- Shrapnel as depicted in Who's Who in the DC Universe #13 (October 1991). Art by Erik Larsen (penciller/inker) and Tom McCraw (colorist).

Publication information
- Publisher: DC Comics
- First appearance: Doom Patrol vol. 2 #7 (April 1988)
- Created by: Paul Kupperberg Erik Larsen

In-story information
- Alter ego: Mark Scheffer
- Species: Metahuman
- Team affiliations: Secret Society of Super Villains Cyborg Revenge Squad
- Abilities: Superhuman strength and durability; Metallic body that can be projected into explosive bursts;

= Shrapnel (DC Comics) =

Shrapnel (Mark Scheffer) is a supervillain appearing in American comic books published by DC Comics, primarily as an enemy of the Outsiders and the Doom Patrol.

Shrapnel has appeared in Batman: The Brave and the Bold and the second season of Arrow, voiced by Greg Ellis in the former and portrayed by Sean Maher in the latter.

==Publication history==
Shrapnel first appeared in Doom Patrol vol. 2, #7 and was created by Paul Kupperberg and Erik Larsen.

==Fictional character biography==
Little about Shrapnel's past and identity is known, although it is known that his name is Mark Scheffer and that he has an ex-wife and two daughters. Shrapnel has tried to stay incognito, but failed to do so after deciding to kill anyone who caught even a glimpse of him.

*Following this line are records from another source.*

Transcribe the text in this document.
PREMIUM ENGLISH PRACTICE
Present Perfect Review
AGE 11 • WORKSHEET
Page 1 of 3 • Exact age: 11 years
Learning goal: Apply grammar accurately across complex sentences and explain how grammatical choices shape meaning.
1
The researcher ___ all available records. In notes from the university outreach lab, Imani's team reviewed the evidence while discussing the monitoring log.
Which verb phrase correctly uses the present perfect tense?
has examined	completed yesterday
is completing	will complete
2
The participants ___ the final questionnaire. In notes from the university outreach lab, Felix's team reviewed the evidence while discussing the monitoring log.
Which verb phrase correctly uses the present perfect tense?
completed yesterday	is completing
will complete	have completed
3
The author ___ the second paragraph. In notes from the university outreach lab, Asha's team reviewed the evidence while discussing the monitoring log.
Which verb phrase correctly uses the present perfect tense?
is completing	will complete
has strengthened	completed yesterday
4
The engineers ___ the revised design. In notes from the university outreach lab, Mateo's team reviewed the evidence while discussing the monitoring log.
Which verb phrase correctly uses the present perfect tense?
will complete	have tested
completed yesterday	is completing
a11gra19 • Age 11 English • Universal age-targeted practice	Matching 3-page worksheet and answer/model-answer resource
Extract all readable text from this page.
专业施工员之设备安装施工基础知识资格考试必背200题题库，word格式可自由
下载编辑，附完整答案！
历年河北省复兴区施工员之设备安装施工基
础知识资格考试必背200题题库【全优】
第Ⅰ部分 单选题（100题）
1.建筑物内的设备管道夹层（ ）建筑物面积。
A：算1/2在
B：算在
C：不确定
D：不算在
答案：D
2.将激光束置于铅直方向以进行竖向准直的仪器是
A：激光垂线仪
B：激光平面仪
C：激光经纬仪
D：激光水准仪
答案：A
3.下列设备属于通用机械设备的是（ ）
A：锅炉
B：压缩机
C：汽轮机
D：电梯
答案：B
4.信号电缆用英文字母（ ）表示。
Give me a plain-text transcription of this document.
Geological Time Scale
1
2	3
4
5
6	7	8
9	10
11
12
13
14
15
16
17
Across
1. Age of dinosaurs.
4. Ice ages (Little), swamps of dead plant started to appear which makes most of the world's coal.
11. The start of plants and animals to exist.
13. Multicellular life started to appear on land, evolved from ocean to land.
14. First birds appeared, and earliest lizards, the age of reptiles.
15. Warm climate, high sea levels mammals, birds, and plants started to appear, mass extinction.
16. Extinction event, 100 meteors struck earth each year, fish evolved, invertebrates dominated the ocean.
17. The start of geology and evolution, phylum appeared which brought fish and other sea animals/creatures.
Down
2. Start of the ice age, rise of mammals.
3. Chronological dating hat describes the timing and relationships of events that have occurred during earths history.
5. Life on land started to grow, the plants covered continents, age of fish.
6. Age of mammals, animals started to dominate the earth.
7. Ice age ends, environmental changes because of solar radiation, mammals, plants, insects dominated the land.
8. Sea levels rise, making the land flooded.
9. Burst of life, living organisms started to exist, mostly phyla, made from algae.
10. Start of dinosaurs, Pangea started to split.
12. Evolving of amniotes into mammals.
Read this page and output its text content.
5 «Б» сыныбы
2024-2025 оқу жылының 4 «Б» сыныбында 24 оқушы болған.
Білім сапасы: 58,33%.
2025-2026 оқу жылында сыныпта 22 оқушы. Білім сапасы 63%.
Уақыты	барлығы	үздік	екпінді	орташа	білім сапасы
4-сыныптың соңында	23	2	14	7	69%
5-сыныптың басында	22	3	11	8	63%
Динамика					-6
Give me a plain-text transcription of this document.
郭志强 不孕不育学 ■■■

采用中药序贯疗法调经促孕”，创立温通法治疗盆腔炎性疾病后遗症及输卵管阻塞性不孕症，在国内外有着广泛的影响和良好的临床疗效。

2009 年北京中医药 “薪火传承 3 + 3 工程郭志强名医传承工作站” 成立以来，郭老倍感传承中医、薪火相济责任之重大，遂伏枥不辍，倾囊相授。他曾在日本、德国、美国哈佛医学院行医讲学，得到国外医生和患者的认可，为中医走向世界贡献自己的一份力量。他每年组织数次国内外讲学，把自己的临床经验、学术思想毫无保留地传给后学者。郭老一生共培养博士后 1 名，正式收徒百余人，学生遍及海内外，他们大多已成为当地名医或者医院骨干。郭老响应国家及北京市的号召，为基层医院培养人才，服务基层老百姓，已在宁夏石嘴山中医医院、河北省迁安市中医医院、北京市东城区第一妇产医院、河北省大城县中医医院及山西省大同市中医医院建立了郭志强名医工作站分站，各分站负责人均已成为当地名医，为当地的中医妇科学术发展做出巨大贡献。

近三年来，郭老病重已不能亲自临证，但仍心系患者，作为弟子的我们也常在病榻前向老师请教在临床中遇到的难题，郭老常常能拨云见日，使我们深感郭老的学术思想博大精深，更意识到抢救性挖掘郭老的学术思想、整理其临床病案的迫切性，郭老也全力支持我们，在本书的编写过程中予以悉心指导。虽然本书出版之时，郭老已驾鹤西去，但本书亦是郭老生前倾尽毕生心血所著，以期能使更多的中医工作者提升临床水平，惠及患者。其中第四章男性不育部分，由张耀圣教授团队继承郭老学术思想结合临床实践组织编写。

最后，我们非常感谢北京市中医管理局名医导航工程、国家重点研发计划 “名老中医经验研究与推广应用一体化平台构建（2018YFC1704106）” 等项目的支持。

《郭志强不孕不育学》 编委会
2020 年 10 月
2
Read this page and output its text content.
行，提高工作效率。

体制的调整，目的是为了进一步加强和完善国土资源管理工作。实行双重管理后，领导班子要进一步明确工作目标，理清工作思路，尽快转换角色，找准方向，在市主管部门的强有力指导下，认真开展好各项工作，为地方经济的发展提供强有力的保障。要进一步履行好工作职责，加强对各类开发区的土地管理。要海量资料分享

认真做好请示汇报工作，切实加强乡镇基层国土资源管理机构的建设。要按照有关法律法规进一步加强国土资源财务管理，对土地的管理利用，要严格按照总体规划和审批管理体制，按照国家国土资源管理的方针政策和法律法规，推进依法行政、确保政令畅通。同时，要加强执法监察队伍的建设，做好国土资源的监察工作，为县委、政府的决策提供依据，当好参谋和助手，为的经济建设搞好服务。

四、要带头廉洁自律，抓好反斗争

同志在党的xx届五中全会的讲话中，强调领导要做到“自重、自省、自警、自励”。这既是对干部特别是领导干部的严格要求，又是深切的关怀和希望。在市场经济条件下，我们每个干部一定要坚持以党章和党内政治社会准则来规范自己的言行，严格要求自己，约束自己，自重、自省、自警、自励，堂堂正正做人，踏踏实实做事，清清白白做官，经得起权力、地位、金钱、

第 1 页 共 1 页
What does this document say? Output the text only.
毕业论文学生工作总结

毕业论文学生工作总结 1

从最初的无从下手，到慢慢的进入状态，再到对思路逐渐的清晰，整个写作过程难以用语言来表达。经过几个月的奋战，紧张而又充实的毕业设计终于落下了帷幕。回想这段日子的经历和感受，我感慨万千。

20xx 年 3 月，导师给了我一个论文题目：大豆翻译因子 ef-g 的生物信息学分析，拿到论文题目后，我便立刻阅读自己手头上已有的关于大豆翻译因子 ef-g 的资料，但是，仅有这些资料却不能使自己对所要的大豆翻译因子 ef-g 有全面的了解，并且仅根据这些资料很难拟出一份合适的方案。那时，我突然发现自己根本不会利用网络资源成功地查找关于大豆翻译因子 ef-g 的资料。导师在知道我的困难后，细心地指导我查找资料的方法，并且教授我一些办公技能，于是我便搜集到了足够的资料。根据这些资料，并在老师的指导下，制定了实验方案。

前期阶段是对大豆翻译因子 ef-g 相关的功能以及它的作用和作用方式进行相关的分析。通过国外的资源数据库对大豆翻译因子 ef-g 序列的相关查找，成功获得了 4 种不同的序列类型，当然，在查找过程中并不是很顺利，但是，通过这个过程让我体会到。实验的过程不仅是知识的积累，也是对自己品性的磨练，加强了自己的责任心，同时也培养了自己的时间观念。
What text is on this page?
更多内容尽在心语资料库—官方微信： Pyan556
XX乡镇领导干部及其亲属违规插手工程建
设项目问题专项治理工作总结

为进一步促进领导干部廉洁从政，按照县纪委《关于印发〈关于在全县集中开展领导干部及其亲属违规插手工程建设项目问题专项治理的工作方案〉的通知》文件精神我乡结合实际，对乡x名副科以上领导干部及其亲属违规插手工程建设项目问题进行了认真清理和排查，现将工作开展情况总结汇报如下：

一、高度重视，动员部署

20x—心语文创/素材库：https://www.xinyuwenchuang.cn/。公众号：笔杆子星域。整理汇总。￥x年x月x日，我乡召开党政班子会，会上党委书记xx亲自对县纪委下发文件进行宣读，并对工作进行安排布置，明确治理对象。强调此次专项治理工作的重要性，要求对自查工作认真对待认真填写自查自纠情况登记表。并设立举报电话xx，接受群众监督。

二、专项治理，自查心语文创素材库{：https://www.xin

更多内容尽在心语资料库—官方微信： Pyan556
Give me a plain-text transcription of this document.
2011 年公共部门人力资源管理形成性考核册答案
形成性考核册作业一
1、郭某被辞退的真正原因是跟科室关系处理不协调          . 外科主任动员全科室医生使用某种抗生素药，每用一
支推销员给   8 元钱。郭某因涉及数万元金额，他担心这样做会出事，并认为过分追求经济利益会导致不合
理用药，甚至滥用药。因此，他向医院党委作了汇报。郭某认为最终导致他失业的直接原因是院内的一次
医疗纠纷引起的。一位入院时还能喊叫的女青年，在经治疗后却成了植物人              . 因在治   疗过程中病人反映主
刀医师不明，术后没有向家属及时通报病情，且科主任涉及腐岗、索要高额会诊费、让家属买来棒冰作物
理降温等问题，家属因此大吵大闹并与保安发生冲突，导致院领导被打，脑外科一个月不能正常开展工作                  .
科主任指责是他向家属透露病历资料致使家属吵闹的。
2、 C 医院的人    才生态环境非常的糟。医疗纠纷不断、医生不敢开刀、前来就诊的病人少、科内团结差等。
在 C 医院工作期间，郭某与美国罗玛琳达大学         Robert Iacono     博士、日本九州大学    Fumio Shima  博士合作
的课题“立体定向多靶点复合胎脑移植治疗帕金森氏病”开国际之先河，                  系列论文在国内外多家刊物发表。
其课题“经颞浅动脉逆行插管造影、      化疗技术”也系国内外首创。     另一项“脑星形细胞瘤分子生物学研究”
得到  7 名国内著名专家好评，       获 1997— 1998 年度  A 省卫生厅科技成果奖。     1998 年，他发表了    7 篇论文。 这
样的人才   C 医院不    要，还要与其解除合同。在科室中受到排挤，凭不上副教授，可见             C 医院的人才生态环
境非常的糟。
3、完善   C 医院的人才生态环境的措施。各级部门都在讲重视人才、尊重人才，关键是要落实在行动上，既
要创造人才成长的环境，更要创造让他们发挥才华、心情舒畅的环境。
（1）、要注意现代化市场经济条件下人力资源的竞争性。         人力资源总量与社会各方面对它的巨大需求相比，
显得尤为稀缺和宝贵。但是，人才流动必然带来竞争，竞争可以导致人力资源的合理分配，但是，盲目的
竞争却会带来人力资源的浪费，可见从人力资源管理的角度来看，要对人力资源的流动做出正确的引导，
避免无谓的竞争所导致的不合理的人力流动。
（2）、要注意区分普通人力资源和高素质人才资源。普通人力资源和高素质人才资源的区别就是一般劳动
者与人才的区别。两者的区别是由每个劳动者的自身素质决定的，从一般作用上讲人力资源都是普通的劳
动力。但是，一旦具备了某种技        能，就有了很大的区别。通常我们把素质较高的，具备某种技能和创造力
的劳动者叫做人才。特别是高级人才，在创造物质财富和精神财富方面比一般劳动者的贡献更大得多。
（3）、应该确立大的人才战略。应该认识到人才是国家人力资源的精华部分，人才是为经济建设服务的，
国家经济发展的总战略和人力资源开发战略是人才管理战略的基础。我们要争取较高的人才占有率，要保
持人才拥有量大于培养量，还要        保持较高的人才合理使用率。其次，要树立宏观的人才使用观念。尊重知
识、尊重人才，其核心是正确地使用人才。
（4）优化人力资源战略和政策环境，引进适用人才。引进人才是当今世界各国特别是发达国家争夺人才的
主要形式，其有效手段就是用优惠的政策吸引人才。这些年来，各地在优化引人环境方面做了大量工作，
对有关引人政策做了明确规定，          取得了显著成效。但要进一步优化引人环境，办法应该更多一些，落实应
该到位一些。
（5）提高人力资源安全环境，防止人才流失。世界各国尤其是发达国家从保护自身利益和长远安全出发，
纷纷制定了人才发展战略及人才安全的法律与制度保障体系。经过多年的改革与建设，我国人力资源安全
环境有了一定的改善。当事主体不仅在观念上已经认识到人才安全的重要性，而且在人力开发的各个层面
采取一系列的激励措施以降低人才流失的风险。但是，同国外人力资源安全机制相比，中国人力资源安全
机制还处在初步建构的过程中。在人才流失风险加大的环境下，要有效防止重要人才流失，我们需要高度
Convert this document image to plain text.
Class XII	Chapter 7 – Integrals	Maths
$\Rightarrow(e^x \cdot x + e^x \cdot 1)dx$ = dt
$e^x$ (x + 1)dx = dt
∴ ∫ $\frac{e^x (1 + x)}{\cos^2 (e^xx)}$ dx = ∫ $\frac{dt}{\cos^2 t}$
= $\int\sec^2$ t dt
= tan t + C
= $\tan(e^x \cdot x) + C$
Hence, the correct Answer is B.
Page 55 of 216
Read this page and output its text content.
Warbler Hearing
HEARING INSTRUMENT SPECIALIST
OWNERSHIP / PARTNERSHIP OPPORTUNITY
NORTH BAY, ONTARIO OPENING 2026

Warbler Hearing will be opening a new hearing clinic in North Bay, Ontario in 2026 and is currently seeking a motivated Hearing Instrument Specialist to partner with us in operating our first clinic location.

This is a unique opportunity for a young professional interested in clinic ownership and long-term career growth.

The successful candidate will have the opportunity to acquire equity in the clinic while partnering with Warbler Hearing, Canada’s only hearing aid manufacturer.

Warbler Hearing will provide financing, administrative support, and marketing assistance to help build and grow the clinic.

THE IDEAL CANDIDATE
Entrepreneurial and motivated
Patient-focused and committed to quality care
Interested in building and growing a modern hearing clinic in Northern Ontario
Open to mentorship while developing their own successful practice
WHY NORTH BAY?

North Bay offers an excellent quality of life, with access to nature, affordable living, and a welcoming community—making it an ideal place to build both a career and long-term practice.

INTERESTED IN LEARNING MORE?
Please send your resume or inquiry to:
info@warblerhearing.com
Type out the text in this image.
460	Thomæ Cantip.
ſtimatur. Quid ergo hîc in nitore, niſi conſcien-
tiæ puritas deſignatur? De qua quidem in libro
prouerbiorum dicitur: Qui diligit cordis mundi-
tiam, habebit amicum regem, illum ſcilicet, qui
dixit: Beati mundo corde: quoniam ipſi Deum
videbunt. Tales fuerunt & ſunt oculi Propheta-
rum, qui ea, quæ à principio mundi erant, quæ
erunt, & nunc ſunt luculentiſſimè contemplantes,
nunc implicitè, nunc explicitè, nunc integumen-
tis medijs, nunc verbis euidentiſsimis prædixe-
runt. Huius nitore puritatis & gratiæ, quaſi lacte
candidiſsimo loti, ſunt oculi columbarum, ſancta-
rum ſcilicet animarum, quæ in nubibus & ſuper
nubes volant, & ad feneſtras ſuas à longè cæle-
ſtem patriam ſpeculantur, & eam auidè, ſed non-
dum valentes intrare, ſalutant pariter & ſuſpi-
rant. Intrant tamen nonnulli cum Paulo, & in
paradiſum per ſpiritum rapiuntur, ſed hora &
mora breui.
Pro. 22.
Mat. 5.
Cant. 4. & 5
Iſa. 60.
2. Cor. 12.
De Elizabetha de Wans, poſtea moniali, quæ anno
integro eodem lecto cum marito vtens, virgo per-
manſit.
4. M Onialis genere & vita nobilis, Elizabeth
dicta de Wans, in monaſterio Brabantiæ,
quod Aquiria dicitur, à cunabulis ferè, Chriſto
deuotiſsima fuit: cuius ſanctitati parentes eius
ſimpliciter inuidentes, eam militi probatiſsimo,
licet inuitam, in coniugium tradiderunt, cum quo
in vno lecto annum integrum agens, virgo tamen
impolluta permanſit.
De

Shrapnel is discovered by the Doom Patrol in Kansas while on a murder spree and forced into combat by the team. Celsius quickly floods Shrapnel, encasing him within a block of ice. He blows the ice apart, hitting Celsius point blank and causing her to be hospitalized. Tempest realizes that Shrapnel is composed of organic cells creating a single consciousness that feeds on the blood of victims.

Shrapnel later joins the Secret Society of Super Villains and the Cyborg Revenge Squad. He is among the villains exiled to another planet in Salvation Run.

==Powers and abilities==
Shrapnel possesses organic metal skin that gives him superhuman strength and durability. The scales that compose his body can be projected as explosive bursts and remotely controlled.

==Other versions==
Shrapnel appears in JLA/Avengers.

==In other media==
- Shrapnel appears in the Batman: The Brave and the Bold episode "When OMAC Attacks!", voiced by Greg Ellis. This version is General Kafka, a Russian war criminal who claims to have hailed from a poor village that was razed during an unspecified conflict, which doomed the survivors to poverty and famine, and seeks revenge for this. Equinox manipulates him into fighting OMAC and attempting to cause a meltdown in New York City, during which Kafka is transformed into an organic metal being with the ability to absorb kinetic energy to empower himself amidst a lab accident. With Batman's help, OMAC defeats Shrapnel by tricking him into tiring himself out.
- Mark "Shrapnel" Scheffer appears in Arrow, portrayed by Sean Maher. This version is a human anti-government serial bomber and member of a terrorist militia group. After bombing two government buildings in Starling City, Scheffer targets Sebastian Blood's Unity Rally, but is thwarted and captured by the Arrow. In the episode "Suicide Squad", Scheffer reluctantly joins the titular team before Amanda Waller kills him for attempting to escape.
- Shrapnel appears as a character summon in Scribblenauts Unmasked: A DC Comics Adventure.